In news that will come as a surprise to no one who has ever taken an econ class with a block of floppy-haired binge drinkers who were all, “Uh, it’s like my buddy Anderson said about the invisible hand?”, it appears that male students default to the belief that their fellow male students are the highest-achieving and most knowledgeable people in their classes—even if, as happens more than occasionally, this is not at all the case.
The Washington Post writes up a study from the University of Washington, commandeered by anthropologist Dan Grunspan:
After surveying roughly 1,700 students across three biology courses, they found young men consistently gave each other more credit than they awarded to their just-as-savvy female classmates.
Men over-ranked their peers by three-quarters of a GPA point, according to the study, published this month in the journal PLOS ONE. In other words, if Johnny and Susie both had A’s, they’d receive equal applause from female students — but Susie would register as a B student in the eyes of her male peers, and Johnny would look like a rock star.
“Something under the conscious is going on,” Grunspan said. “For 18 years, these [young men] have been socialized to have this bias.”
Being male, he added, “is some kind of boost.” At least in the eyes of other men.

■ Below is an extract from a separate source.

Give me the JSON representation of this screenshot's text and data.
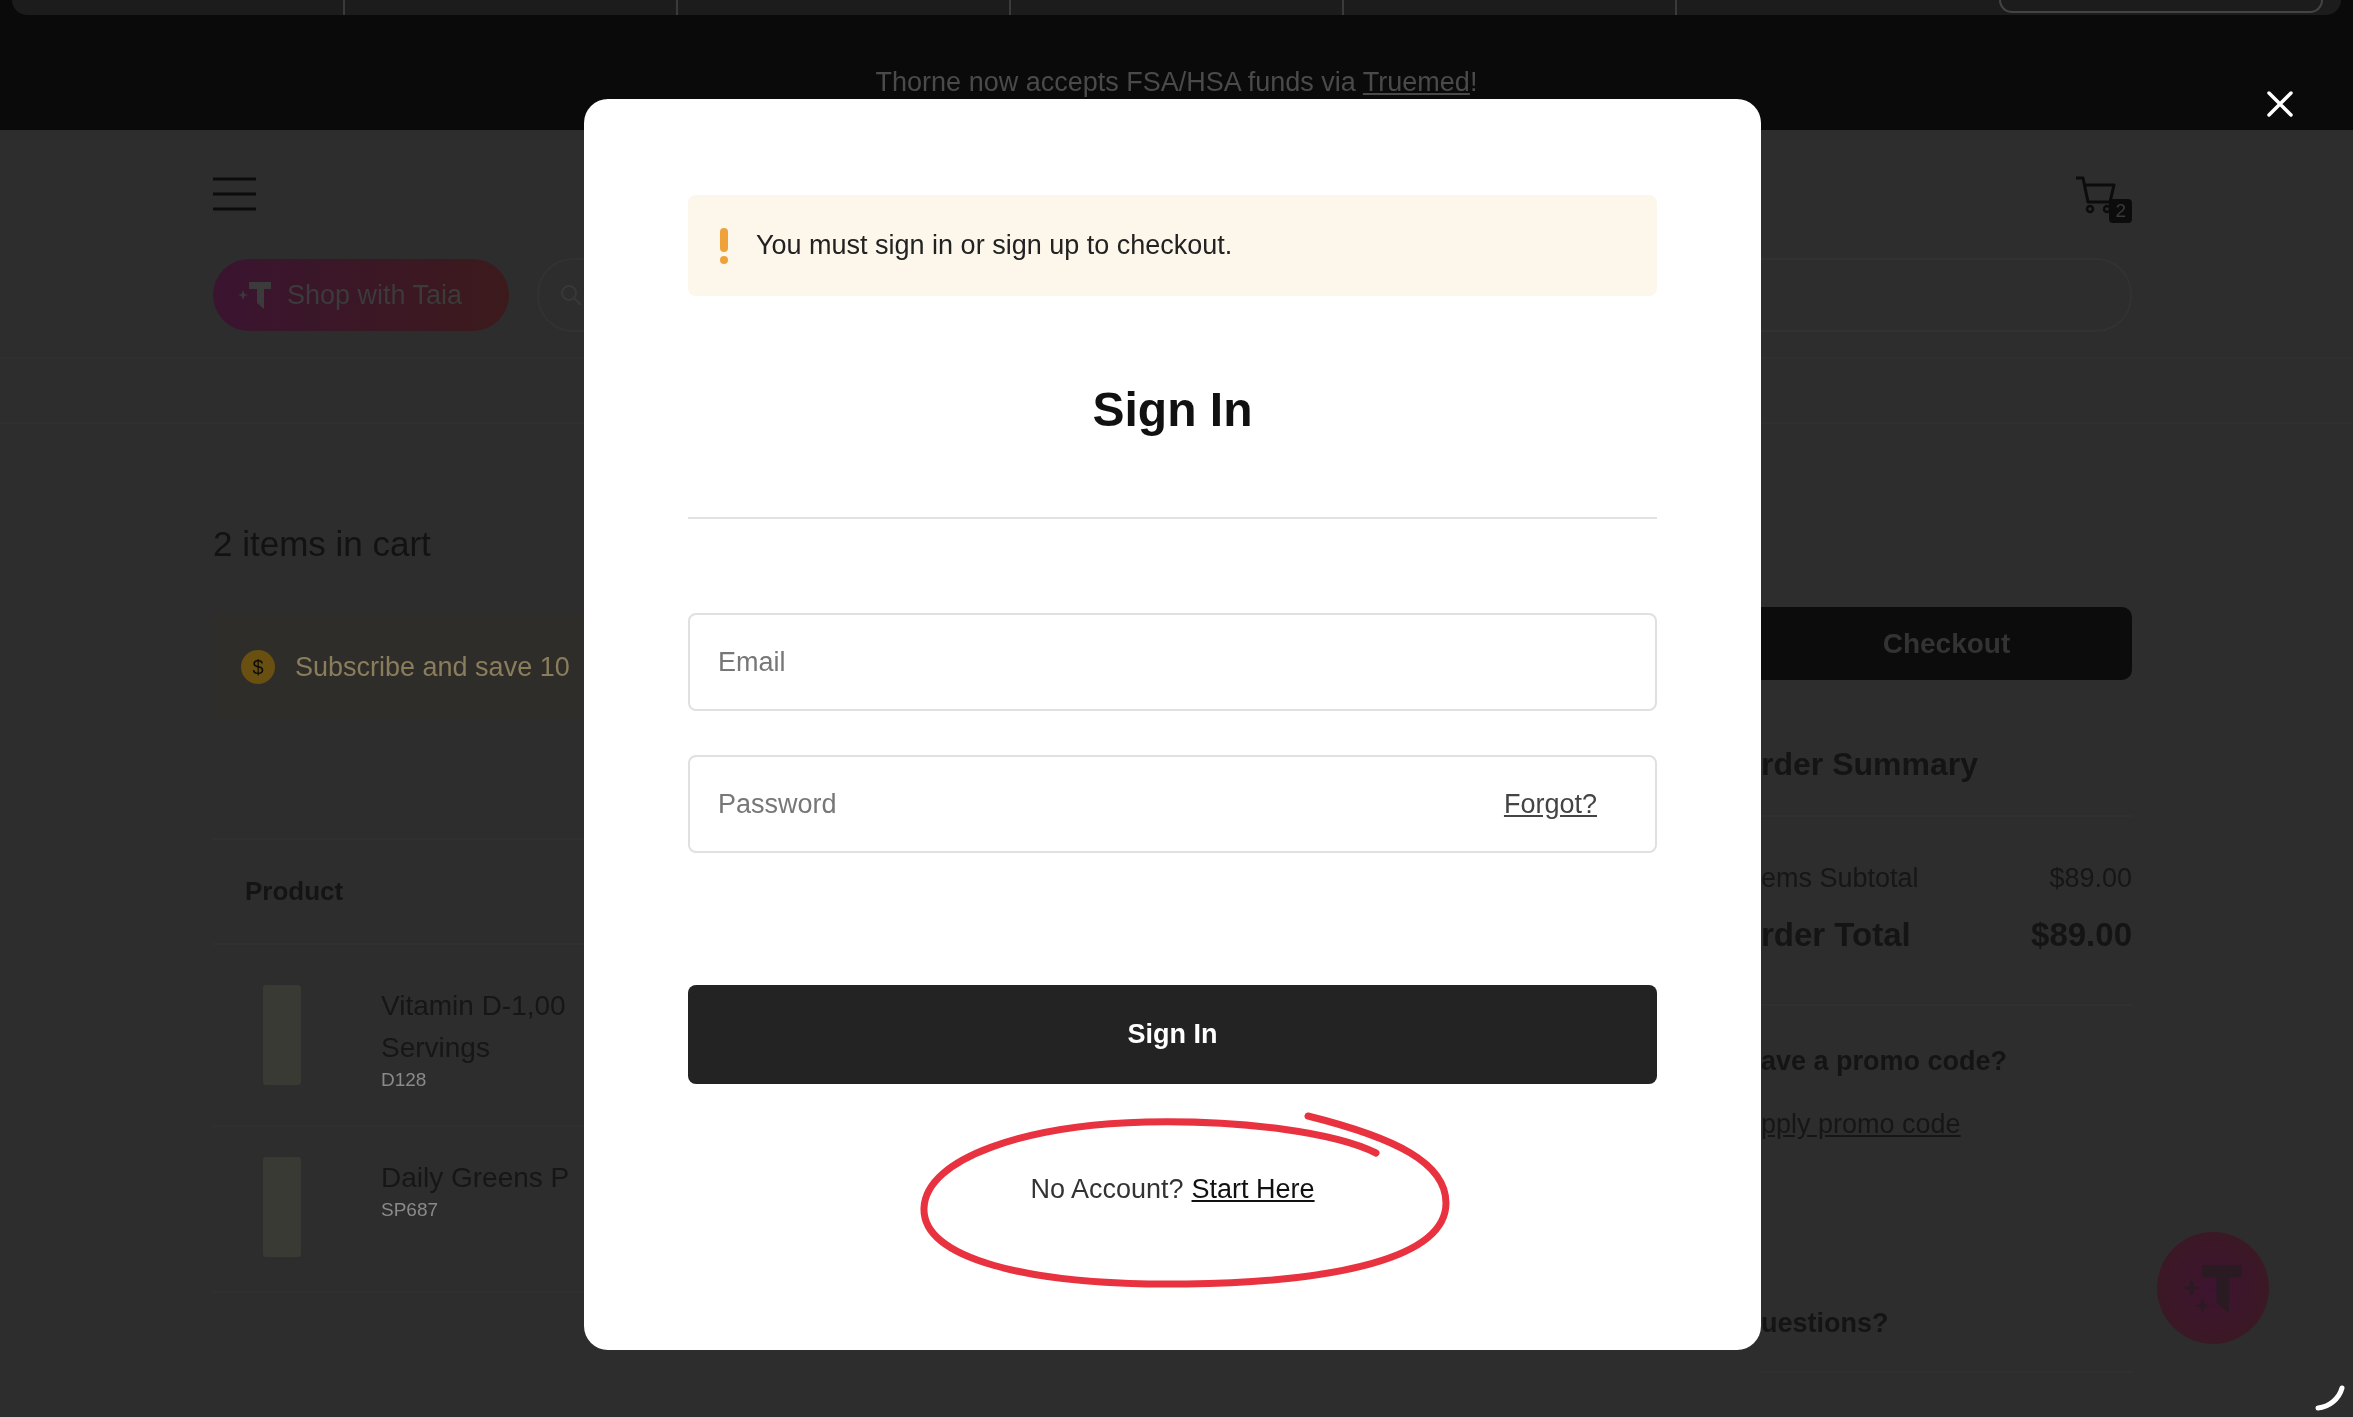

The study asked these 1,700 students to nominate their strongest classmates at three points throughout the school year. In the end, the researchers found that women effectively exhibited zero gender bias, while men displayed an excess of it:
Female students gave other female students a recognition “boost” equivalent to a GPA bump of 0.04 — too tiny to indicate any gender preference, Grunspan said. Male students, however, awarded fellow male students a recognition boost equivalent to a GPA increase of 0.76.
“On this scale,” the report asserted, “the male nominators’ gender bias is 19 times the size of the female nominators’.”
Classroom “celebrities” — defined in the study as the students with the most classmate recognition — were overwhelmingly male. Men dominated the top three slots in all three classes, while women peaked at No. 4.
In one class, the most renowned man, so to speak, garnered 52 nominations, while the most renowned woman snagged nine.
Thank goodness that this disturbing suggestion of a trend—men only recognizing other men, women recognizing everyone pretty equally—disappears by the time young adults enter the workforce, right?